Prove that two pentagons with all right angles are congruent if two opposite sides are congruent.
I have done the proof when two adjacent sides are congruent, but with this I have a problem. I assumed that I have pentagons $ABCDE$ and $A'B'C'D'E'$ and that $BC\cong B'C'$ and $AE\cong A'E'$.
If I show that $AB\cong A'B'$ my proof will be finished because of the statement I already proved. So I assumed that $AB>A'B'$.
Then there must be a point $B_1 \in AB$ such that $AB_1\cong AB$. Now I need to have some contradiction but I just can't get to it.
I can see that two triangles are congruent($AB_1E \cong A'B'E'$) because of SAS statement and the fact that every similarity is a congruence in hyperbolic geometry.
In the following proof we are going to use a basic theorem of hyperbolic geometry:
Any two non-intersecting straights determine uniquely a common perpendicular, and as a result, they determine the length of the segment on that perpendicular between the two straights in question.
Consider the following figure where the segments $b$ and $c$ are perpendicular to the straight $a$.

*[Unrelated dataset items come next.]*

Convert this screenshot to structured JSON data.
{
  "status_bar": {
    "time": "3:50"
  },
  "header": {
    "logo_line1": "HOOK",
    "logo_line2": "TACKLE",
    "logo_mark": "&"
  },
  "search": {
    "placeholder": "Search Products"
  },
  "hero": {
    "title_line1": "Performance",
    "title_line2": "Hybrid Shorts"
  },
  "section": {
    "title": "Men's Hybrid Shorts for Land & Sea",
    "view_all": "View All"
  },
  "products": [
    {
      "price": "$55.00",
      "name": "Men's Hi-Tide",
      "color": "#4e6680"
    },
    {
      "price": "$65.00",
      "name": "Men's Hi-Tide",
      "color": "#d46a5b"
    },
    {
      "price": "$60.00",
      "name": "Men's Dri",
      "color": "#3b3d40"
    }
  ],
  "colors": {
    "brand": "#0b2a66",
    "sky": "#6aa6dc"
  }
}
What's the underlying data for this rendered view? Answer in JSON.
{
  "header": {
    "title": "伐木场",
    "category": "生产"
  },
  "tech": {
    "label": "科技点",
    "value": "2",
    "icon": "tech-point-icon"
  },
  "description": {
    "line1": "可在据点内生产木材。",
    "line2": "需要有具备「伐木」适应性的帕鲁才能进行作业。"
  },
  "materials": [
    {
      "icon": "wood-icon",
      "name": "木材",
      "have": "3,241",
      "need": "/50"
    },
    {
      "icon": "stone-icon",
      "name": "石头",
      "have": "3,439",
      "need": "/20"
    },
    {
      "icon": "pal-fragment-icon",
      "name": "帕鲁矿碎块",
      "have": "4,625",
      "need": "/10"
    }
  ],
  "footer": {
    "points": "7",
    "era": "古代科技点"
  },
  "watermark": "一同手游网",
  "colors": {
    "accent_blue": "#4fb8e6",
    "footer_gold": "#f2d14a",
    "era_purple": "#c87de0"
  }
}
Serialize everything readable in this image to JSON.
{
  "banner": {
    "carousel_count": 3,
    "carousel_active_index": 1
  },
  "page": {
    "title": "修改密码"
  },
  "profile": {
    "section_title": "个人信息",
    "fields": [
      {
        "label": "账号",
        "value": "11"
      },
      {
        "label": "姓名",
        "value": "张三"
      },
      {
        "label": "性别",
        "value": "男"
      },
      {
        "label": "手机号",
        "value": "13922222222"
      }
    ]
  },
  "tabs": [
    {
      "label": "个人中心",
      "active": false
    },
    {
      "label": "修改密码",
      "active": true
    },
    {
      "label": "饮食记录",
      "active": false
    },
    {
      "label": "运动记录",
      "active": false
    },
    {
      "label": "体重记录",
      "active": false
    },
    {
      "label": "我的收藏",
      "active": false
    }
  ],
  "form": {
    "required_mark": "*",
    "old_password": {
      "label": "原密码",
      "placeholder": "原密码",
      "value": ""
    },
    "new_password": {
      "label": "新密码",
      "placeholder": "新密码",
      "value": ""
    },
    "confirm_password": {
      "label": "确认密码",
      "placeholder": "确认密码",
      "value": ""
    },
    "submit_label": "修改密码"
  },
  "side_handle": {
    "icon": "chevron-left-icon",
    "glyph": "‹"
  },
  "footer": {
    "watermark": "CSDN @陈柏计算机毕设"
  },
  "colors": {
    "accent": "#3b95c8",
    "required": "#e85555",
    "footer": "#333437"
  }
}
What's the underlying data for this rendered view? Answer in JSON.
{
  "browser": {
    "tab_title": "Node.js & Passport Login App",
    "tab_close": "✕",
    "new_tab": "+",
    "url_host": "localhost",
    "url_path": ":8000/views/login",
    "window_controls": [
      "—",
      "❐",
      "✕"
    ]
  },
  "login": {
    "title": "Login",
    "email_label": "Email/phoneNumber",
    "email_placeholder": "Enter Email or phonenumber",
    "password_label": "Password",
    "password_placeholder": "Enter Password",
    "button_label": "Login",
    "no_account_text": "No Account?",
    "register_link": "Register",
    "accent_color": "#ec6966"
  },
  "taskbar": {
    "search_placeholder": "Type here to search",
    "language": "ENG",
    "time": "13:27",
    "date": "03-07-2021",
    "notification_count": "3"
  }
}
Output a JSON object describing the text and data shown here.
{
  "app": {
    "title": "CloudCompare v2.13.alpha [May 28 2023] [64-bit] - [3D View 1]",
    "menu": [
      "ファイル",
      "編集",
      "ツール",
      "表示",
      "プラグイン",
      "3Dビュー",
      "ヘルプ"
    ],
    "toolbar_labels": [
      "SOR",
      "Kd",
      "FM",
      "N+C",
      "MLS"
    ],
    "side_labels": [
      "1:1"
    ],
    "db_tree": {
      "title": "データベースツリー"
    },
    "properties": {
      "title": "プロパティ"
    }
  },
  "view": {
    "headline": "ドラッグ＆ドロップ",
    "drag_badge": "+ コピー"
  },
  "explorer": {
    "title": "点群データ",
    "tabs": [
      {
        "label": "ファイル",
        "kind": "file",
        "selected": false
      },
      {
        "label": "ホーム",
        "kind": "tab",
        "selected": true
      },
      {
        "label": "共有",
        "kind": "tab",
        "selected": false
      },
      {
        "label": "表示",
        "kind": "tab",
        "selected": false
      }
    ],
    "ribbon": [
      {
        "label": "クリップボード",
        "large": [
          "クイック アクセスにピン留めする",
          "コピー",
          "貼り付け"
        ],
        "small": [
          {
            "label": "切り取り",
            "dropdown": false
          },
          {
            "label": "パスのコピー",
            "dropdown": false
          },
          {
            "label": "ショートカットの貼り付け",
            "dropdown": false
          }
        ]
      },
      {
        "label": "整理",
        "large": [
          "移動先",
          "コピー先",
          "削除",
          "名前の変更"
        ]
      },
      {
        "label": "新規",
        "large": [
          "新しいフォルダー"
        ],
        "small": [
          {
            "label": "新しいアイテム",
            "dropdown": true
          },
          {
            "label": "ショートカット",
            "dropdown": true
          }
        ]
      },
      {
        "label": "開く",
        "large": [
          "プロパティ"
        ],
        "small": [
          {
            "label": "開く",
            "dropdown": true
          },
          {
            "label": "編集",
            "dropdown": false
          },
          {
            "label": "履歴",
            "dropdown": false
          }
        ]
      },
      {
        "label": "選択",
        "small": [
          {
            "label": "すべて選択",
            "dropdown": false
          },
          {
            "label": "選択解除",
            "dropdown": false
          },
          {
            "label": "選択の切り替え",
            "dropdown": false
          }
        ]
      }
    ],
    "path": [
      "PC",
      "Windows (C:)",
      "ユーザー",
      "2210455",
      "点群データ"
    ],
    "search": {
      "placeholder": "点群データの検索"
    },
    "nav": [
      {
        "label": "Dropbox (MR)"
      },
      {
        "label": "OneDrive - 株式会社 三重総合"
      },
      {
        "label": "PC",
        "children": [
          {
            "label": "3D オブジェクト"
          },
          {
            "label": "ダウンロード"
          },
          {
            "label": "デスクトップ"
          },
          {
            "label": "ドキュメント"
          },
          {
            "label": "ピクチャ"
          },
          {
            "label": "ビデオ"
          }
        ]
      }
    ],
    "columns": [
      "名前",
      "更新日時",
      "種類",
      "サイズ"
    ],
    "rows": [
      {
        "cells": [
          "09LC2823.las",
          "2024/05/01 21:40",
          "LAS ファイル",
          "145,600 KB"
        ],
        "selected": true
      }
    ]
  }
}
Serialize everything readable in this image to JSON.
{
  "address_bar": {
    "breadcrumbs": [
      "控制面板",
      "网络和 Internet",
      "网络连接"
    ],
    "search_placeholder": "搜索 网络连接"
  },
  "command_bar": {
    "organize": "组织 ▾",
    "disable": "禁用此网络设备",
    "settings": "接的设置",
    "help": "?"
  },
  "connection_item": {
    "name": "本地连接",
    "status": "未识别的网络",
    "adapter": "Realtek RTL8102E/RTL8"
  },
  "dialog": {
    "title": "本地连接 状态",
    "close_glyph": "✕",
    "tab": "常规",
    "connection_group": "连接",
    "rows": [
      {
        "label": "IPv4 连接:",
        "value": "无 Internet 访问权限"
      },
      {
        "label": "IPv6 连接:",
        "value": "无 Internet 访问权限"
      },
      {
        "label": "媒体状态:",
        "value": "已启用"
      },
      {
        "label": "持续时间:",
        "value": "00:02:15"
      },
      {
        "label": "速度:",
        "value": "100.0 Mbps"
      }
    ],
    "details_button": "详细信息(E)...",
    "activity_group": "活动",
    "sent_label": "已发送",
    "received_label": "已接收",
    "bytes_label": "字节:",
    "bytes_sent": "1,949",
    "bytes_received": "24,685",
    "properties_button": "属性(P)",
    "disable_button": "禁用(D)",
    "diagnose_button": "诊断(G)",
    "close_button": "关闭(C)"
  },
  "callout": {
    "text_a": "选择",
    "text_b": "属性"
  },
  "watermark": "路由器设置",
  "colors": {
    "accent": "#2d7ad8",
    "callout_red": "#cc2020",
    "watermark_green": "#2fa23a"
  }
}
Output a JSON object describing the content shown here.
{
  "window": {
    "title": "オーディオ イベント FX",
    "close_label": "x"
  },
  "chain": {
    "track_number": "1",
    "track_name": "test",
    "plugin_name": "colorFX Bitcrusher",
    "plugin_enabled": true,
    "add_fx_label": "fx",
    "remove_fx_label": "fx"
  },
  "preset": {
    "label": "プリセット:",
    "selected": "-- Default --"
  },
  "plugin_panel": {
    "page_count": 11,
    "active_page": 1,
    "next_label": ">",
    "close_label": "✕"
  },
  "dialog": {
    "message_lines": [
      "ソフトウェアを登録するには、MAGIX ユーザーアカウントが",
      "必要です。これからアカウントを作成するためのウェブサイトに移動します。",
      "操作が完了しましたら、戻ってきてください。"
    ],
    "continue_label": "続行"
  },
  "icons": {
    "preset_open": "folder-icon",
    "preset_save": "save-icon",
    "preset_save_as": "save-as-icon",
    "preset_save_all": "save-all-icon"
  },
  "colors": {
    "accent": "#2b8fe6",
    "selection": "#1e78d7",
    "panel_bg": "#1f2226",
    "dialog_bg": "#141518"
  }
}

Let the straighths $a'$ and $a''$ be perpendicular to the segments $b$ and $c$ at their end points not on $a$ -- as shown in the figure.
The length of the three segments: $b$, $c$ and $d$ uniquely determine the two straights $a'$ and $a''$. This is because of the theorem mentioned above. Note that the segments $b$ and $c$ lie on the common perpendicular of $a$, $a'$ and $a$, $a''$ respectively. As a result the angle between $a'$ and $a''$ is uniquely determined by the length of the segments $b$, $c$ and $d$.
Now keep the length of $b$ and $c$ fixed and change the length of $d$. The angle between $a'$ and $a''$ will change. If for a certain segment $d$ $a'$ and $a''$ are perpendicular then we have a pentagon:
This pentagon is uniquely determined by $b$ and $c$. Why?
Again, because two nonintersecting straights uniquely determine their common perpendicular. Here $b$ is on the common perpendicular of $a$ and $a'$; $c$ is on the common perpendicular of $a$ and $a''$; $d$ is on the common perpendicular of the straights containing $b$ and $c$; and finally the corresponding segments on $a'$ and $a''$ are uniquely determined by $b$ and $a''$ and by $a'$ and $c$.
We then proved that the oppisite sides uniquely determine a pentagon of right angles.
Note that we did not prove that for any $b$ and $c$ there exists a $d$ such that $a'$ and $a''$ are perpendicular. (We did not have to prove that because we have been talking about existing pentagons.)